Lower was safer, even if it meant constant course changes and turns and rechecking the GPS. Trying to do all that and keep the ATV moving at full speed took all Danielle’s attention. She couldn’t risk a glance back to look for Hawker, but Sonia could.

“Do you see Hawker?” she shouted.

Danielle felt Sonia’s weight shift as she turned. She reduced the speed for a moment, to give her a better look.

“No!” Sonia shouted.

A second later something caught Danielle’s eye to the left. She glanced toward it and hoped it was Hawker.

“Damn.”

The sound of an unmuffled engine roared in her ears as lights blazed toward them from the dune above. The sand rails had found them.

CHAPTER 38

Hang on!” Danielle shouted.

One buggy raced down toward them from the top of the dune. A second followed on a slightly wider track.

Danielle curved away from them, snaking between a group of smaller mounds in the dark. The ATV bounced and skidded. Left, then right, then left again. Suddenly the world filled with light as one of the dune buggies dropped in behind.

The light was so intense that Danielle couldn’t see through the goggles. She flipped them up just in time to see an outcropping of rock.

She cut right, leaning hard to keep the ATV from flipping.

They missed it. But the sound of a heavy crunch and a sudden return of the darkness told her their pursuers had nailed it head-on. Whether they would be permanently out of the action or only held up for the moment she didn’t know. But she’d take what she could get.

Flying along at top speed in an attempt to catch up with Danielle, Hawker had encountered another problem: He’d become utterly lost.

The riverbed looked different: more dead trees, more rocks, less smooth ground to rumble over. He hadn’t seen this on the way in and that could mean only one thing: He’d stayed in the wadi too long and gone too far north.

He looked for a way out, found a slope that seemed climbable, and raced up it, pressing his weight forward to keep the ATV’s nose down.

Cresting the top of the climb, he saw lights racing westward across the dunes, three pairs in the lead and two in a trailing group.

Hounds after the fox, chasing Danielle and Sonia.

He accelerated forward, got the ATV up to full speed, and pulled the rifle out once again.

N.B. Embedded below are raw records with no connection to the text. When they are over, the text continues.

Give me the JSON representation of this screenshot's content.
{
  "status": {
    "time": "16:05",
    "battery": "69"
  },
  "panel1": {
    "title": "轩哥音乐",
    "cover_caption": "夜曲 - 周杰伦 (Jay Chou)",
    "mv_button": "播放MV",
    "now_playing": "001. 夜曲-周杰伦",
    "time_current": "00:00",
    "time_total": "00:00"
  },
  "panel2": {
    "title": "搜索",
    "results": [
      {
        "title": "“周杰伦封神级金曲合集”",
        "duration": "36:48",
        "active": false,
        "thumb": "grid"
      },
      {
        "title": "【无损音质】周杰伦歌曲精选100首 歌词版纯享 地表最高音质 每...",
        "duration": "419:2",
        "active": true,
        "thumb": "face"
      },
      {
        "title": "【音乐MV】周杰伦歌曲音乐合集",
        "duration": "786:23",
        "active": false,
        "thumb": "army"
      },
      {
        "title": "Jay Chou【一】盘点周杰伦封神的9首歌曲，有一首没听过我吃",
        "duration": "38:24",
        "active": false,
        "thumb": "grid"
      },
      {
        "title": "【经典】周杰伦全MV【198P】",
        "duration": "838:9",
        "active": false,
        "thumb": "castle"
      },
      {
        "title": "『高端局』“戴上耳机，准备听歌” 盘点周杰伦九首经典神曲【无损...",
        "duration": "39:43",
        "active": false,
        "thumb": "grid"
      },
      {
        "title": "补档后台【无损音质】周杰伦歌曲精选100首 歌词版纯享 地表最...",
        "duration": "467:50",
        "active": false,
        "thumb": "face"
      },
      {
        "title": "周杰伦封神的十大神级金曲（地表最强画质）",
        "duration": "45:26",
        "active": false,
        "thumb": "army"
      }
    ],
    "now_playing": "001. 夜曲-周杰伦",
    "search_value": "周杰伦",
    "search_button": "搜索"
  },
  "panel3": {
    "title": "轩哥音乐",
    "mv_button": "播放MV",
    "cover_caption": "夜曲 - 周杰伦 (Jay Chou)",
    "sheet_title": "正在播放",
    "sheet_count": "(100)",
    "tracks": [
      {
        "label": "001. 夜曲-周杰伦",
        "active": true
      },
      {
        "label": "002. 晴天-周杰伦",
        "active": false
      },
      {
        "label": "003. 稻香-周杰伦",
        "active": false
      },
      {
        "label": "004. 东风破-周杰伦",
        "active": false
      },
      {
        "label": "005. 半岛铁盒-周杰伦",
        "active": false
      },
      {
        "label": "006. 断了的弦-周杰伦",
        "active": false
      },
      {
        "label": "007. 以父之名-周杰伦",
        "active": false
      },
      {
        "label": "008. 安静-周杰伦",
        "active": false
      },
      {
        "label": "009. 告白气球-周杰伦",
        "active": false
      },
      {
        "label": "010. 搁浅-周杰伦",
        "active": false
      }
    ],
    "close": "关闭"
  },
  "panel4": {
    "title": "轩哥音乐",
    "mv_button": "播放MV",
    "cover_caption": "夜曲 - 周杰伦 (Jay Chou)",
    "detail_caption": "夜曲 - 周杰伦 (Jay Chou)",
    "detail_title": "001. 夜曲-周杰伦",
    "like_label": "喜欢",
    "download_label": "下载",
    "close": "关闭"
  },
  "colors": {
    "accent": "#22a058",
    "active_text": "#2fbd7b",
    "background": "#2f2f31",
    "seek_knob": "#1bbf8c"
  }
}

Because the throttle was on the right, he switched the rifle into his left hand, holding it against the handlebar and accelerating further.

He couldn’t remember firing a rifle left-handed, but there was a first time for everything.

Danielle continued around the dunes, trying desperately to keep moving in the general direction of the airboat. It was only a mile off now and Hawker’s friend Keegan was waiting there with more firepower. Maybe enough to help even the odds.

She whipped into a right turn and the ATV almost flipped. Sonia had moved the wrong way.

A moment later it happened again.

“Move with me,” Danielle shouted.

“I’m looking for Hawker!” she shouted.